Qatar is one of the oil-rich countries in the Middle East. However, like other Middle Eastern countries, Qatar is trying to diversify its oil-dependent economy. Among these, Dubai in the United Arab Emirates has already established itself as a tourist destination and business hub, and Saudi Arabia is also trying to follow the same path.

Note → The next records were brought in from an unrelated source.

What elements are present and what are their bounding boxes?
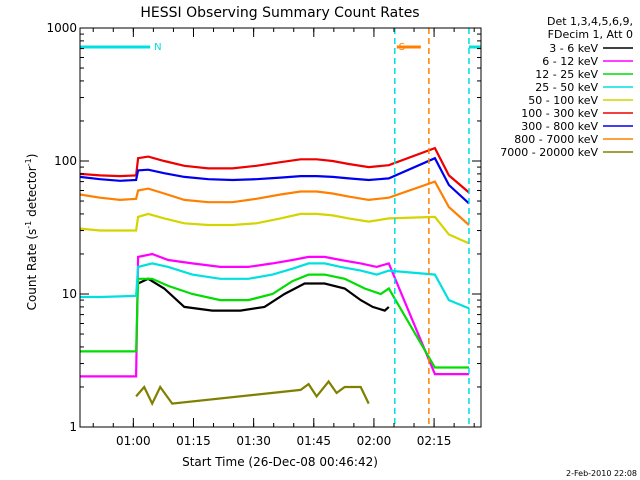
y-label-part-3: ) — [25, 154, 39, 159]
y-label-sup-2: -1 — [24, 158, 33, 166]
series-line-3 — [80, 273, 469, 369]
marker-label: S — [399, 42, 405, 53]
legend-label-5: 50 - 100 keV — [528, 94, 598, 107]
series-line-9 — [135, 379, 370, 407]
y-axis-label: Count Rate (s-1 detector-1) — [24, 154, 39, 311]
legend-header-1: Det 1,3,4,5,6,9, — [547, 15, 633, 28]
marker-label: N — [154, 42, 161, 53]
legend-label-4: 25 - 50 keV — [535, 81, 598, 94]
legend-label-3: 12 - 25 keV — [535, 68, 598, 81]
y-label-sup-1: -1 — [24, 221, 33, 229]
series-line-8 — [79, 180, 470, 226]
x-axis-label: Start Time (26-Dec-08 00:46:42) — [182, 455, 378, 469]
y-tick-label: 100 — [54, 154, 77, 168]
legend: Det 1,3,4,5,6,9, FDecim 1, Att 0 3 - 6 k… — [500, 15, 633, 159]
y-tick-label: 10 — [62, 287, 77, 301]
plot-frame — [79, 27, 482, 428]
series-line-7 — [79, 156, 470, 205]
y-label-part-2: detector — [25, 166, 39, 221]
y-tick-label: 1 — [69, 420, 77, 434]
series-line-1 — [137, 277, 390, 312]
legend-label-1: 3 - 6 keV — [549, 42, 598, 55]
series-line-5 — [79, 212, 470, 245]
x-tick-label: 01:00 — [116, 434, 151, 448]
chart-title: HESSI Observing Summary Count Rates — [140, 5, 419, 21]
series-line-4 — [80, 262, 470, 310]
y-tick-label: 1000 — [46, 21, 77, 35]
x-tick-label: 02:00 — [357, 434, 392, 448]
legend-label-8: 800 - 7000 keV — [514, 133, 598, 146]
x-axis: 01:00 01:15 01:30 01:45 02:00 02:15 — [92, 28, 475, 448]
legend-label-7: 300 - 800 keV — [521, 120, 598, 133]
y-label-part-1: Count Rate (s — [25, 229, 39, 311]
x-tick-label: 01:15 — [176, 434, 211, 448]
legend-label-6: 100 - 300 keV — [521, 107, 598, 120]
series-line-6 — [79, 146, 470, 194]
footer-timestamp: 2-Feb-2010 22:08 — [566, 469, 637, 478]
legend-header-2: FDecim 1, Att 0 — [548, 28, 633, 41]
legend-label-2: 6 - 12 keV — [542, 55, 598, 68]
x-tick-label: 01:30 — [236, 434, 271, 448]
y-axis: 1 10 100 1000 — [46, 21, 481, 434]
x-tick-label: 02:15 — [417, 434, 452, 448]
x-tick-label: 01:45 — [296, 434, 331, 448]
legend-label-9: 7000 - 20000 keV — [500, 146, 598, 159]
series-layer — [79, 146, 470, 407]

Qatar is already a transportation hub, and the country is trying to promote itself globally as a tourist destination by hosting the World Cup in 2022 in the future, it’s trying to establish itself as a tourism and business hub. In view of this, most of the country’s infrastructure projects for hosting the World Cup are being developed in line with the country’s future Qatar 2030 National plan. The country has spent $6.5 billion to $10 billion on building the stadiums for the World Cup, and the rest of the 220 billion dollars is being spent on various transportation infrastructure and innovation centers in the country.
For example, since 2014, the country has spent a total of $16 billion to increase the passenger handling capacity of the operational Hamad International Airport from 30 million to 50 million. In addition, the Doha Metro system has been built to facilitate fast travel to various parts of the city for fans arriving for the World Cup and tourists visiting Qatar in the future, which cost $36 billion. Apart from this, Qatar has invested $45 billion to build Lusail city, an entirely new city, in addition to building 100 new hotels, hospitality centers, and shopping malls to provide proper accommodation for audiences and tourists during the World Cup season and beyond.
Although Qatar has already spent a lot to host FIFA World Cup 2022, the country has seen a vast amount of infrastructure and communication development which is likely to be very fruitful for the country’s economy in the future. Multinational companies which have not established their business in Qatar due to a lack of proper infrastructure will now be interested in running their operations there.
In addition, a large number of tourists will visit the country during and after the World Cup, which will greatly increase the growth of Qatar’s tourism industry. According to a Bloomberg report, Qatar will be able to attract 1.2 million visitors to the 22nd edition of the FIFA World Cup, which starts in November. On the other hand, according to a source from The Athletic, FIFA authorities have already received 1.2 million ticket requests within 24 hours of the World Cup ticket sales in January 2022. In addition, the World Cup is expected to add another $17 billion to the country’s economy.